It's the morning of day ten, starting our third day at sea, we've awoken to the view of the first active volcano I've ever seen, Stomboli ,off the port beam, though the fiery spectacle expected fails to occur. If the mountain is active then it certainly appears to be resting at the moment- clouds envelope the summit and the houses clinging to the lower slopes give a peaceful unthreatened aura. Slowly the mountain is consigned to the past as we forge onwards along the coast of Sicily to the Straits of Messina, the three mile stretch of water that blocked the flight of Spartacus and his slave army over 1000 years ago.
As we approach that narrow and congested patch of sea ,crew line the deck eager to catch the spectacle of the passage. The captain has plans to tackle the strait under sail but the weather, ever fickle, has other ideas. The helm is brought over to bring us into the the channel, and with the wind blowing onto the starboard bow threatening to back the square sails and spoil our transit, we hand the squares. pulling them tight to the yards, preventing them from catching the wind and providing a driving force to the ship. The engines are brought up to full speed and the ship, not to be defeated in this endeavour, defiantly plows on through the waves.

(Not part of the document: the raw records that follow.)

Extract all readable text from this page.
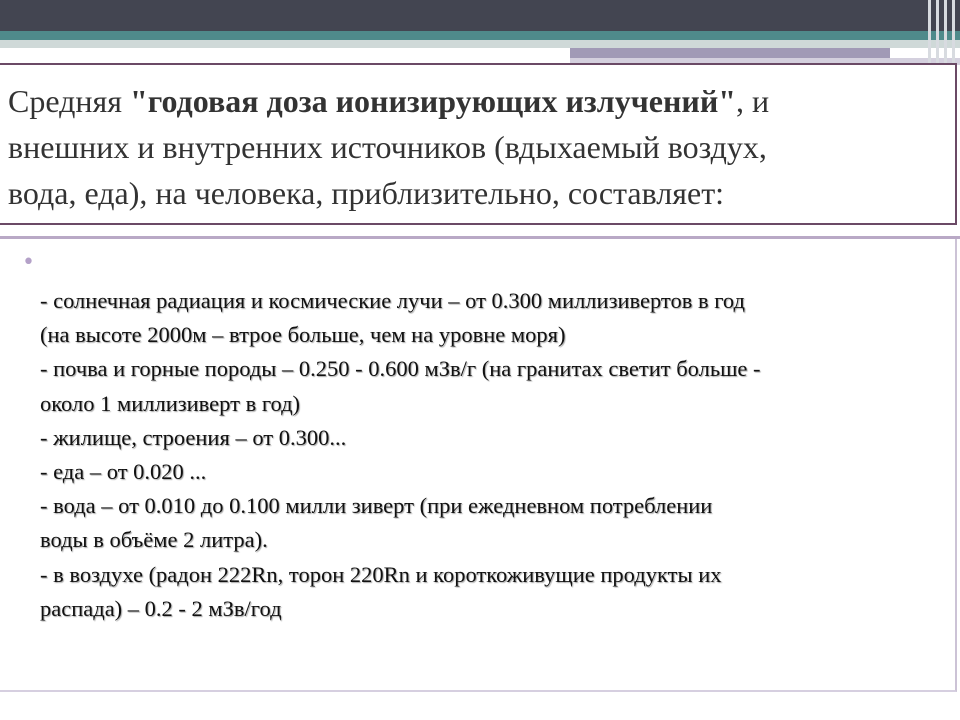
Средняя "годовая доза ионизирующих излучений", и
внешних и внутренних источников (вдыхаемый воздух,
вода, еда), на человека, приблизительно, составляет:
•
- солнечная радиация и космические лучи – от 0.300 миллизивертов в год
(на высоте 2000м – втрое больше, чем на уровне моря)
- почва и горные породы – 0.250 - 0.600 мЗв/г (на гранитах светит больше -
около 1 миллизиверт в год)
- жилище, строения – от 0.300...
- еда – от 0.020 ...
- вода – от 0.010 до 0.100 милли зиверт (при ежедневном потреблении
воды в объёме 2 литра).
- в воздухе (радон 222Rn, торон 220Rn и короткоживущие продукты их
распада) – 0.2 - 2 мЗв/год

After twenty minutes the straits were behind us but the Island of Sicily stretched on seemingly into infinity and was still visible well into the early morning watch at 4 am the next day, but eventually we left it behind.
Onwards through the day we sailed making best speed for Malta, an open expanse of sea providing no obstacle to the pioneering spirit embodied by the crew of Tenacious, so now here we are at anchor in a sheltered bay on the north end of the isle of Malta, a vast banquet provided by Graham to sate the eternal appetite of the crew, well for tonight anyway!!